PROJECT SUMMARY Sustained availability of efficacious drugs is essential for worldwide efforts to eradicate malaria. The emergence and spread of drug resistance to current antimalarial therapies remains a pressing concern with reports of artemisinin-based treatment failures escalating the need for novel antimalarial chemotherapies. Thus the discovery of new druggable targets and pathways, including those that are critical for multiple life stages, is a major challenge for the development of next-generation therapeutics. Using an integrated chemogenomic approach, we have identified the cytoplasmic prolyl tRNA synthetase in Plasmodium falciparum (PfcPRS) as the long-sought biochemical target of halofuginone. Furthermore, we uncovered an unprecedented mechanism of drug-tolerance in the parasite by modulation of proline homeostasis. In this proposal, we seek to understand the molecular basis of the parasite’s ability to sense and evolve resistance to halofuginone via the Adaptive Proline Response (APR). We bring an integrated approach combining our expertise in molecular parasitology, metabolomics, genetics, and synthetic chemistry to probe these aspects of aminoacyl tRNA synthetase biology and inhibition in the parasite. We will investigate a non-genetic mechanism of resistance to the PfcPRS inhibitor, halofuginone. We identify the primary source of increased intracellular proline in response to halofuginone treatment and strategies to circumvent this process. We will determine if increased proline levels in parasites exhibiting the APR are mediated by changes in key metabolic pathways at the genomic or proteomic level, using high-coverage DNA sequencing and quantitative mass spectrometry-based proteomic technologies. We will explore APR-independent mechanisms of aaRS inhibition in the parasite, evaluating PRS inhibitors with differing binding modes.

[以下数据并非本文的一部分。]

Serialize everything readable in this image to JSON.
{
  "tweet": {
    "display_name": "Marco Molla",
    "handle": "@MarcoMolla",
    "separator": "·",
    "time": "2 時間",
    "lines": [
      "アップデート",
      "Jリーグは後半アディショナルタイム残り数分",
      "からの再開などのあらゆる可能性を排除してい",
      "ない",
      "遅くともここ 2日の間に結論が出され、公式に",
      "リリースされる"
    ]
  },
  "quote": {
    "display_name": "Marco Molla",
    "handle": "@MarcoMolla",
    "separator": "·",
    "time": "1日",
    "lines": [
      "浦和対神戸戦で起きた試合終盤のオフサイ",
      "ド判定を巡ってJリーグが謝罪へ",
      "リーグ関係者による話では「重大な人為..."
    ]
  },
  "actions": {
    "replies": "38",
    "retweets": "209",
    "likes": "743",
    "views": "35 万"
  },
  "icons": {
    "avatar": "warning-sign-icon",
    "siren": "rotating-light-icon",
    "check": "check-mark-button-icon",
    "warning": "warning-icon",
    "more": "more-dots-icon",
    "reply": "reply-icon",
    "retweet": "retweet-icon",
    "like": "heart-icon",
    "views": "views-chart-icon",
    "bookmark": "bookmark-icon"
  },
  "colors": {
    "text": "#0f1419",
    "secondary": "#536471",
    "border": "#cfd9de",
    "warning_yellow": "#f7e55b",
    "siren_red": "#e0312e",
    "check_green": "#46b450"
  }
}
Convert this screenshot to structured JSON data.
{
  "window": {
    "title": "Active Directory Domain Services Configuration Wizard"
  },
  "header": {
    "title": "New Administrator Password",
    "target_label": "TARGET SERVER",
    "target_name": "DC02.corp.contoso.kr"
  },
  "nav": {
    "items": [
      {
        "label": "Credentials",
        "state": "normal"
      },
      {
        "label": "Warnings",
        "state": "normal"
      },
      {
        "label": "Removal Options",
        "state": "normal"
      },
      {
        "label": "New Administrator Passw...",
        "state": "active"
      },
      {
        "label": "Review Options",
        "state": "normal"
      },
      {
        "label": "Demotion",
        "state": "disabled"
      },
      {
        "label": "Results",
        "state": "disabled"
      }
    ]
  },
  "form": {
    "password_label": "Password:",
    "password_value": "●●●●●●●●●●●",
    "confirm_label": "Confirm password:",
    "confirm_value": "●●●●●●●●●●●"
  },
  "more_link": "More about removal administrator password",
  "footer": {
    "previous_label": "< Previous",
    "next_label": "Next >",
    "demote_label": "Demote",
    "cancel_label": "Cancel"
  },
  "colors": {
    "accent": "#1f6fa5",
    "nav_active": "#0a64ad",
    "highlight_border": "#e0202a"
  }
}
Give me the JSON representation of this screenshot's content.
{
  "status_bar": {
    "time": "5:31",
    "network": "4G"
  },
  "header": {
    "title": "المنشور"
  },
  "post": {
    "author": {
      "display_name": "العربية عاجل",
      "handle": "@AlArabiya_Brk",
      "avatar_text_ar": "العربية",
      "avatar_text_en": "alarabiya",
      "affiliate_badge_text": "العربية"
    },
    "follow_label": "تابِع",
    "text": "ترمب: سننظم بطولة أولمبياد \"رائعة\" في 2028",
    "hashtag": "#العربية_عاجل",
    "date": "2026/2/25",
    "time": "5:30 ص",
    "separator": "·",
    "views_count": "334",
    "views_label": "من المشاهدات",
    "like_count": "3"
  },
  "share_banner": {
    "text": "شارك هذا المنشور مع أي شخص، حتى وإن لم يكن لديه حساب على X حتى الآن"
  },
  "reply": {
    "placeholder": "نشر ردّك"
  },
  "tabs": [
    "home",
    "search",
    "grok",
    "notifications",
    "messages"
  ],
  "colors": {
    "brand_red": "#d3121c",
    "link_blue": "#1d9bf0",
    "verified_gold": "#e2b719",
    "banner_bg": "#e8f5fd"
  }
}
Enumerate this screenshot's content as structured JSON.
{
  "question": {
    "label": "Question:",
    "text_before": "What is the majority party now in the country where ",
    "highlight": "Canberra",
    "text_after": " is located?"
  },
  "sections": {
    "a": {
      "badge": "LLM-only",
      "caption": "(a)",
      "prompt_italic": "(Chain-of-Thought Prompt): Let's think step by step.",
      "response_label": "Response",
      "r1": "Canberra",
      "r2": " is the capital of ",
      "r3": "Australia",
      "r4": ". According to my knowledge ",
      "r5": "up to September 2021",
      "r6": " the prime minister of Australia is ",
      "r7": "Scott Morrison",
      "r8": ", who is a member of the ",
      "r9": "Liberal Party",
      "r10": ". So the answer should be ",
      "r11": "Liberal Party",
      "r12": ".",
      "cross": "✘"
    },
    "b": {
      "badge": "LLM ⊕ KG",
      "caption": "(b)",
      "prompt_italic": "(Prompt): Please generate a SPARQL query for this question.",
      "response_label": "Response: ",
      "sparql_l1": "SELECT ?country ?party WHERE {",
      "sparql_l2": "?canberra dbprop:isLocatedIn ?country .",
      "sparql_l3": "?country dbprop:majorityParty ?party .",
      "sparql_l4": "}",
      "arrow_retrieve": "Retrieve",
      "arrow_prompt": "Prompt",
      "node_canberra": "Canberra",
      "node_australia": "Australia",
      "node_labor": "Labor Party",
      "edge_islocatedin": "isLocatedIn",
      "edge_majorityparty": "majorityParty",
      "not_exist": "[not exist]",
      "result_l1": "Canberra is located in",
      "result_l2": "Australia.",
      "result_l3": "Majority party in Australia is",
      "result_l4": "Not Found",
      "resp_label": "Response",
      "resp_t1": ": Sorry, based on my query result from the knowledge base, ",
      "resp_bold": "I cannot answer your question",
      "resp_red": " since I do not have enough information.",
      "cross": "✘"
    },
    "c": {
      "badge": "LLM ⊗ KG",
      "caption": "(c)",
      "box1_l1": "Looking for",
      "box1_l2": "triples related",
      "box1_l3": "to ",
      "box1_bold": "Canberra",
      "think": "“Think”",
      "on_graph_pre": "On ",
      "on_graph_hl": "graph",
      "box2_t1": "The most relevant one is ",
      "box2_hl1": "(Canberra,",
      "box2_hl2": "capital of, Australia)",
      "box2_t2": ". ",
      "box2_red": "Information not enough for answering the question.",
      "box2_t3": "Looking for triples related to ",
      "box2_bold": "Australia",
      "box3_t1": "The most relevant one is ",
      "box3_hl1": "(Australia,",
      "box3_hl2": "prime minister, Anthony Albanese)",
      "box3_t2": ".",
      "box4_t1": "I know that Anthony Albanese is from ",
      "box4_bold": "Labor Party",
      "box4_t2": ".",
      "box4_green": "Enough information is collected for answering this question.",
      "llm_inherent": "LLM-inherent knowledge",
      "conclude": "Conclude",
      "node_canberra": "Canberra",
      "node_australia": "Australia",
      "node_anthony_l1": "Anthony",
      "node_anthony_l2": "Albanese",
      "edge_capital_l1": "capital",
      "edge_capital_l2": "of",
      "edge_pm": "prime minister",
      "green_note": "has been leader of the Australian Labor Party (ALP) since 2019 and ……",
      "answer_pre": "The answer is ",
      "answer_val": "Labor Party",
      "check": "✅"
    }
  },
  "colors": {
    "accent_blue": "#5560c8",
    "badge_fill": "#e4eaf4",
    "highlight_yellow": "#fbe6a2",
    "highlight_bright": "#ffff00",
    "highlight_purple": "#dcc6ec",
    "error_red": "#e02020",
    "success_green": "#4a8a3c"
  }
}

项目摘要 有效药物的持续供应对于全世界根除疟疾的努力至关重要。的出现 目前的抗疟疗法的耐药性的传播仍然是一个紧迫的问题， 青蒿素类治疗的失败增加了对新型抗疟化疗的需求。因此 发现新的药物靶点和途径，包括那些对多个生命阶段至关重要的靶点和途径， 下一代治疗方法发展的主要挑战。 使用整合的化学基因组学方法，我们已经确定了细胞质脯氨酰tRNA合成酶， 恶性疟原虫（PfcPRS）是常山酮长期以来寻找的生化靶点。而且我们 通过调节脯氨酸的体内平衡，揭示了寄生虫中前所未有的药物耐受机制。 在这个提议中，我们试图了解寄生虫感知和进化能力的分子基础 通过适应性脯氨酸反应（APR）对常山酮的抗性。我们采用综合方法 结合我们在分子寄生虫学、代谢组学、遗传学和合成化学方面的专业知识， 这些方面的氨酰tRNA合成酶生物学和抑制寄生虫。 我们将研究对PfcPRS抑制剂常山酮耐药的非遗传机制。我们确定 常山酮处理引起细胞内脯氨酸增加主要原因及对策 来规避这个过程。 我们将确定是否增加脯氨酸水平的寄生虫表现出的APR介导的变化， 在基因组或蛋白质组水平的关键代谢途径，使用高覆盖率的DNA测序， 基于定量质谱的蛋白质组学技术。 我们将探索寄生虫中阿尔斯抑制的APR非依赖性机制，评估PRS抑制剂， 具有不同的绑定模式。